Kami juga mendapatkan informasi bahwa terdapat upaya-upaya untuk menyelesaikan peristiwa pidana ini dengan jalan damai atau kekeluargaan. Upaya ini sempat dilakukan oleh Kasat Reskrim Polres Kota Lubuklinggau, namun keluarga menolak ajakan damai tersebut. Upaya-upaya serupa bahkan juga dilakukan oleh anggota kejaksaan, Babinsa hingga ketua organisasi mahasiswa di sebuah kampus. Jalan penyelesaian ini hanya akan menciptakan impunitas dan membuat para pelaku lari dari pertanggungjawaban hukum.

Peristiwa penyiksaan terhadap Alm. Hermanto juga kembali mempertegas kultur kekerasan yang masih mengakar dalam institusi Kepolisian. Praktik pelanggaran HAM semacam ini kembali menambah deretan hitam kinerja institusi Polri yang tak kunjung menunjukan tanda-tanda perbaikan. Lemahnya pengawasan, resistensi, minimnya evaluasi dan koreksi harus menjadi agenda perbaikan utama mengingat kejadian serupa akan berpotensi terus terjadi di kemudian hari. 

Atas dasar penjelasan sebagaimana diuraikan di atas, kami mendesak berbagai pihak:

Pertama, Polres Kota Lubuklinggau untuk mengusut secara tuntas kasus upaya paksa sewenang-wenang, penyiksaan dan penggunaan kekuatan berlebihan secara profesional, transparan dan akuntabel. Mengingat kasus ini memiliki dimensi pidana dan etik, kedua mekanisme pengadilan tersebut harus diselenggarakan sesuai dengan ketentuan peraturan perundang-undangan. Dalam konteks pidana, kami mendesak agar ketentuan yang digunakan yakni pasal pembunuhan dalam KUHP. Sementara dalam ranah etik, kami mendesak agar para pelaku diberikan penjatuhan hukuman maksimal yakni PTDH.

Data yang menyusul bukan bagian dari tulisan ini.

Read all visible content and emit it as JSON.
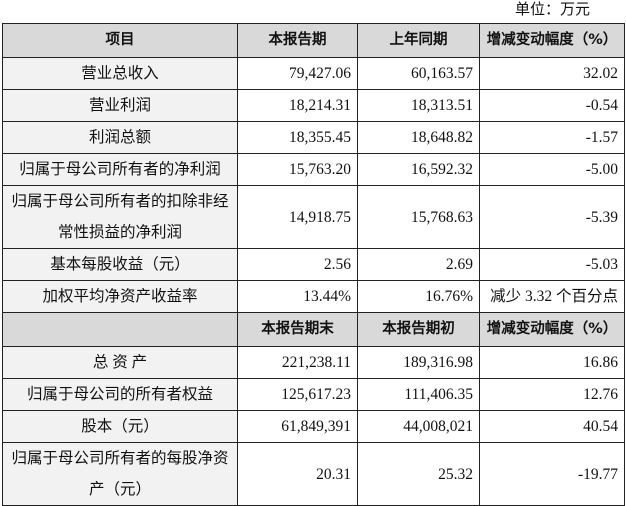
{
  "unit": "单位：万元",
  "header1": [
    "项目",
    "本报告期",
    "上年同期",
    "增减变动幅度（%）"
  ],
  "rows1": [
    {
      "label": "营业总收入",
      "current": "79,427.06",
      "prior": "60,163.57",
      "change": "32.02"
    },
    {
      "label": "营业利润",
      "current": "18,214.31",
      "prior": "18,313.51",
      "change": "-0.54"
    },
    {
      "label": "利润总额",
      "current": "18,355.45",
      "prior": "18,648.82",
      "change": "-1.57"
    },
    {
      "label": "归属于母公司所有者的净利润",
      "current": "15,763.20",
      "prior": "16,592.32",
      "change": "-5.00"
    },
    {
      "label": "归属于母公司所有者的扣除非经常性损益的净利润",
      "current": "14,918.75",
      "prior": "15,768.63",
      "change": "-5.39"
    },
    {
      "label": "基本每股收益（元）",
      "current": "2.56",
      "prior": "2.69",
      "change": "-5.03"
    },
    {
      "label": "加权平均净资产收益率",
      "current": "13.44%",
      "prior": "16.76%",
      "change": "减少 3.32 个百分点"
    }
  ],
  "header2": [
    "",
    "本报告期末",
    "本报告期初",
    "增减变动幅度（%）"
  ],
  "rows2": [
    {
      "label": "总 资 产",
      "current": "221,238.11",
      "prior": "189,316.98",
      "change": "16.86"
    },
    {
      "label": "归属于母公司的所有者权益",
      "current": "125,617.23",
      "prior": "111,406.35",
      "change": "12.76"
    },
    {
      "label": "股本（元）",
      "current": "61,849,391",
      "prior": "44,008,021",
      "change": "40.54"
    },
    {
      "label": "归属于母公司所有者的每股净资产（元）",
      "current": "20.31",
      "prior": "25.32",
      "change": "-19.77"
    }
  ]
}
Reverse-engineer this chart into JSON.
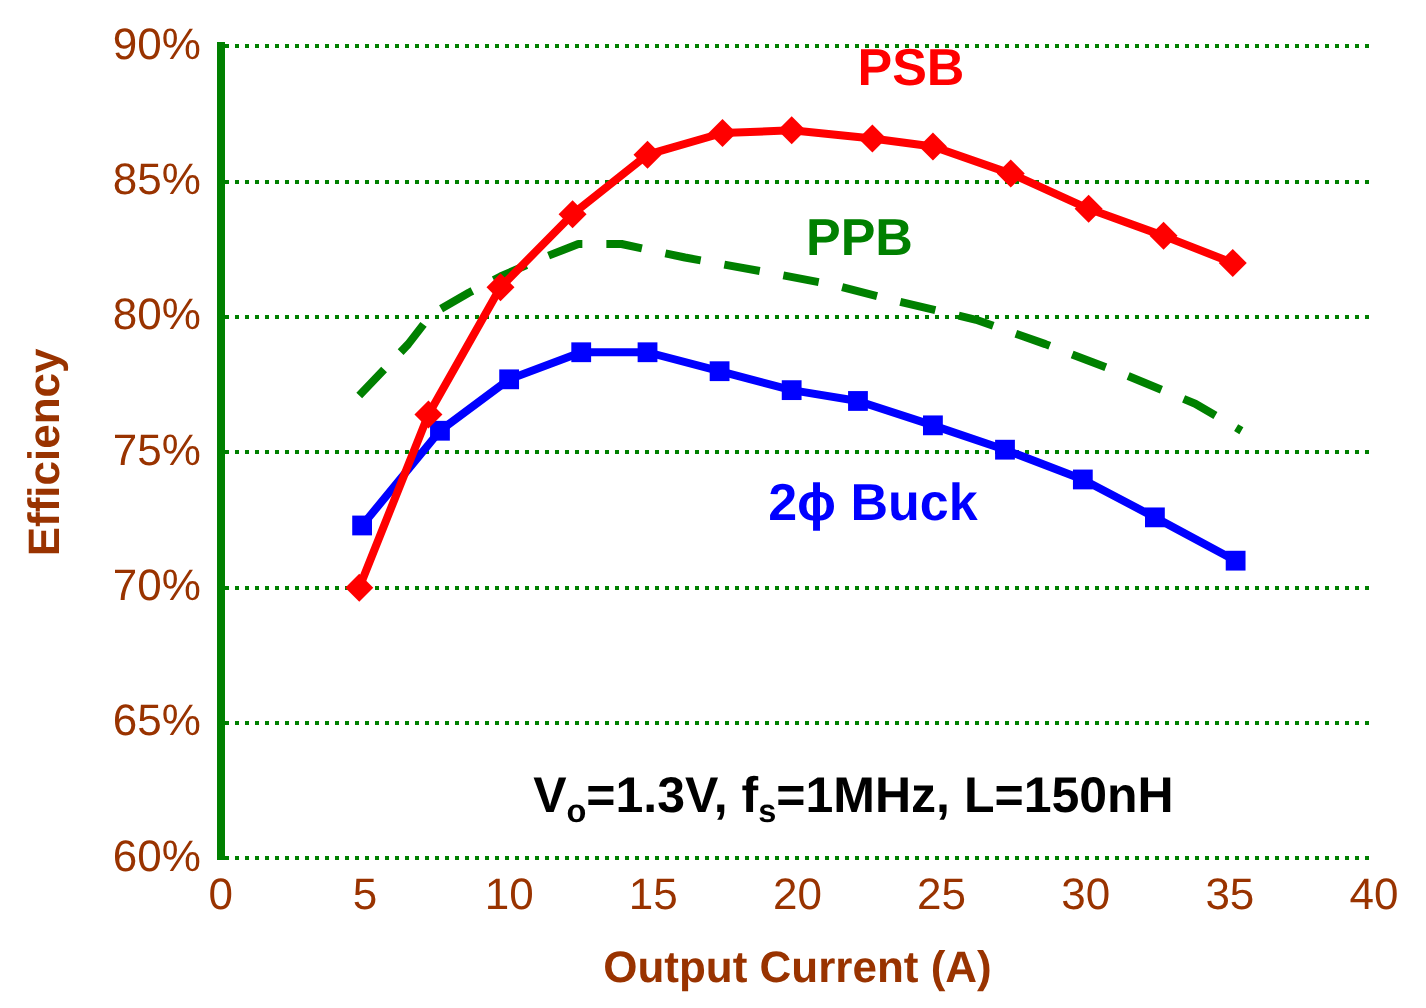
{
  "chart_data": {
    "type": "line",
    "xlabel": "Output Current (A)",
    "ylabel": "Efficiency",
    "xlim": [
      0,
      40
    ],
    "xticks": [
      0,
      5,
      10,
      15,
      20,
      25,
      30,
      35,
      40
    ],
    "ylim": [
      60,
      90
    ],
    "yticks": [
      {
        "value": 60,
        "label": "60%"
      },
      {
        "value": 65,
        "label": "65%"
      },
      {
        "value": 70,
        "label": "70%"
      },
      {
        "value": 75,
        "label": "75%"
      },
      {
        "value": 80,
        "label": "80%"
      },
      {
        "value": 85,
        "label": "85%"
      },
      {
        "value": 90,
        "label": "90%"
      }
    ],
    "grid": "y",
    "legend": false,
    "series": [
      {
        "name": "PSB",
        "color": "#ff0000",
        "marker": "diamond",
        "line_style": "solid",
        "x": [
          4.8,
          7.2,
          9.7,
          12.2,
          14.8,
          17.4,
          19.8,
          22.6,
          24.7,
          27.4,
          30.1,
          32.7,
          35.1
        ],
        "values": [
          70.0,
          76.4,
          81.1,
          83.8,
          86.0,
          86.8,
          86.9,
          86.6,
          86.3,
          85.3,
          84.0,
          83.0,
          82.0
        ]
      },
      {
        "name": "PPB",
        "color": "#008000",
        "marker": "none",
        "line_style": "dashed",
        "x": [
          4.8,
          6.5,
          7.3,
          8.6,
          9.7,
          11.2,
          12.4,
          13.9,
          16.1,
          18.7,
          21.2,
          23.4,
          26.2,
          28.6,
          31.3,
          33.8,
          35.4
        ],
        "values": [
          77.1,
          79.0,
          80.1,
          80.9,
          81.5,
          82.2,
          82.7,
          82.7,
          82.2,
          81.7,
          81.2,
          80.6,
          79.9,
          79.0,
          77.9,
          76.8,
          75.8
        ]
      },
      {
        "name": "2ϕ Buck",
        "color": "#0000ff",
        "marker": "square",
        "line_style": "solid",
        "x": [
          4.9,
          7.6,
          10.0,
          12.5,
          14.8,
          17.3,
          19.8,
          22.1,
          24.7,
          27.2,
          29.9,
          32.4,
          35.2
        ],
        "values": [
          72.3,
          75.8,
          77.7,
          78.7,
          78.7,
          78.0,
          77.3,
          76.9,
          76.0,
          75.1,
          74.0,
          72.6,
          71.0
        ]
      }
    ],
    "annotations": [
      "V$_{o}$=1.3V, f$_{s}$=1MHz, L=150nH"
    ]
  }
}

Kedua, Polda Sumatera Selatan untuk menaruh perhatian terhadap kasus ini dengan melakukan pengawasan serta memastikan pengusutan diselenggarakan secara tuntas dan komprehensif;

Ketiga, Komnas HAM RI untuk proaktif melakukan pemantauan terhadap proses hukum pelaku penyiksaan Alm. Hermanto.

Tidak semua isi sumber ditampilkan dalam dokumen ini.